The company said the model has been trained on 14 million hours of proprietary Indic speech data and supports 12 languages. Prisma v2.5 is designed to handle several speech conditions that are common in India, including regional accents, dialect variations, background noise, compressed telephony audio and code-switching between English and Indian languages.
Gnani.ai has claimed that Prisma v2.5 outperformed several global and Indian speech recognition models across independent benchmarks for real-world and noisy audio. According to the company, the model ranked first in eight out of nine Indian languages tested, positioning it as a locally built alternative for enterprises that need higher accuracy in Indian-language voice interactions.

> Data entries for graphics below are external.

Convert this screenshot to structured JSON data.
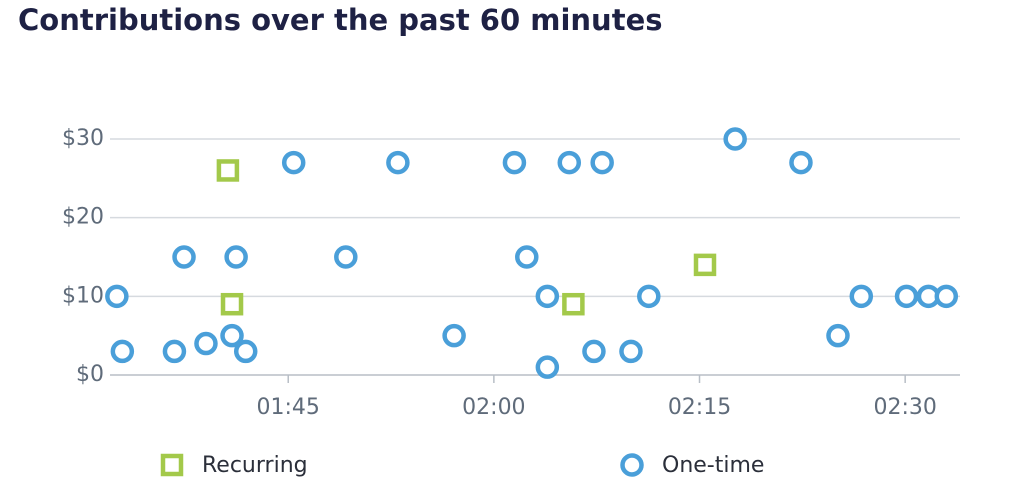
{
  "chart_data": {
    "type": "scatter",
    "title": "Contributions over the past 60 minutes",
    "xlim": [
      92,
      154
    ],
    "xticks": [
      {
        "value": 105,
        "label": "01:45"
      },
      {
        "value": 120,
        "label": "02:00"
      },
      {
        "value": 135,
        "label": "02:15"
      },
      {
        "value": 150,
        "label": "02:30"
      }
    ],
    "ylim": [
      0,
      30
    ],
    "yticks": [
      {
        "value": 0,
        "label": "$0"
      },
      {
        "value": 10,
        "label": "$10"
      },
      {
        "value": 20,
        "label": "$20"
      },
      {
        "value": 30,
        "label": "$30"
      }
    ],
    "grid": true,
    "series": [
      {
        "name": "Recurring",
        "color": "#a3c94a",
        "marker": "square",
        "x": [
          100.6,
          100.9,
          125.8,
          135.4
        ],
        "values": [
          26,
          9,
          9,
          14
        ]
      },
      {
        "name": "One-time",
        "color": "#4a9fd9",
        "marker": "circle",
        "x": [
          92.5,
          92.9,
          97.4,
          96.7,
          99.0,
          100.9,
          101.2,
          101.9,
          105.4,
          109.2,
          113.0,
          117.1,
          121.5,
          122.4,
          123.9,
          123.9,
          125.5,
          127.3,
          127.9,
          130.0,
          131.3,
          137.6,
          142.4,
          145.1,
          146.8,
          150.1,
          151.7,
          153.0
        ],
        "values": [
          10,
          3,
          15,
          3,
          4,
          5,
          15,
          3,
          27,
          15,
          27,
          5,
          27,
          15,
          10,
          1,
          27,
          3,
          27,
          3,
          10,
          30,
          27,
          5,
          10,
          10,
          10,
          10
        ]
      }
    ]
  }
}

The launch is aimed primarily at enterprise customers and will be available through application programming interfaces. Gnani.ai expects the model to support use cases across contact centres, banking, financial services, insurance, healthcare, retail, government services and other sectors where voice remains a major customer engagement channel.
The company said Prisma v2.5 has been developed to improve transcription quality in high-volume business environments where conversations often include mixed languages, poor call quality and local speech patterns. These conditions have historically made speech recognition difficult for models trained mainly on cleaner English or global datasets.
Ganesh Gopalan, Co-founder and CEO of Gnani.ai, said Indian speech environments cannot be treated as edge cases because accents, noise and code-switching are part of everyday communication. He said Prisma v2.5 was built with training data that reflects real-world Indian conversations, making it better suited for domestic enterprise deployments.
The development comes at a time when Indian businesses are rapidly adopting voice AI for customer support, call analytics, agent assist, compliance monitoring and automated service delivery. In sectors such as banking and insurance, accurate speech-to-text systems are becoming important for quality checks, customer intent detection and regulatory documentation.
For marketers and customer experience teams, improved speech recognition can also strengthen consumer insights by turning call centre conversations into structured data. Brands increasingly use voice analytics to identify customer pain points, service gaps, sentiment patterns and product feedback across large volumes of calls.
India's multilingual market has created a distinct challenge for AI companies. Unlike markets where customer communication is largely concentrated in one or two dominant languages, Indian enterprises often need systems that can process Hindi, Tamil, Telugu, Kannada, Bengali, Marathi and other languages, along with English. This has pushed local AI companies to build India-specific models rather than relying only on global speech technologies.
Gnani.ai's launch also comes after the company raised $10 million from Aavishkaar Capital earlier this year to expand its voice AI models globally and strengthen research and development. The company has been building a broader voice AI stack that includes speech-to-text, text-to-speech, speech-to-speech, voice agents, speech analytics and voice biometrics.
The release of Prisma v2.5 places Gnani.ai in direct competition with other companies working on Indic AI models, including Sarvam AI and global voice technology providers such as ElevenLabs and OpenAI. However, the company is seeking to differentiate itself through enterprise-focused deployment and a training corpus built specifically around Indian speech conditions.
As businesses increase investment in AI-led automation, voice is emerging as a critical layer in customer engagement. With Prisma v2.5, Gnani.ai is betting that India-specific speech intelligence will become central to how enterprises serve multilingual consumers at scale.
The company said its focus will remain on practical enterprise adoption, where speech accuracy can directly affect service speed, customer trust and the cost of operating large support teams.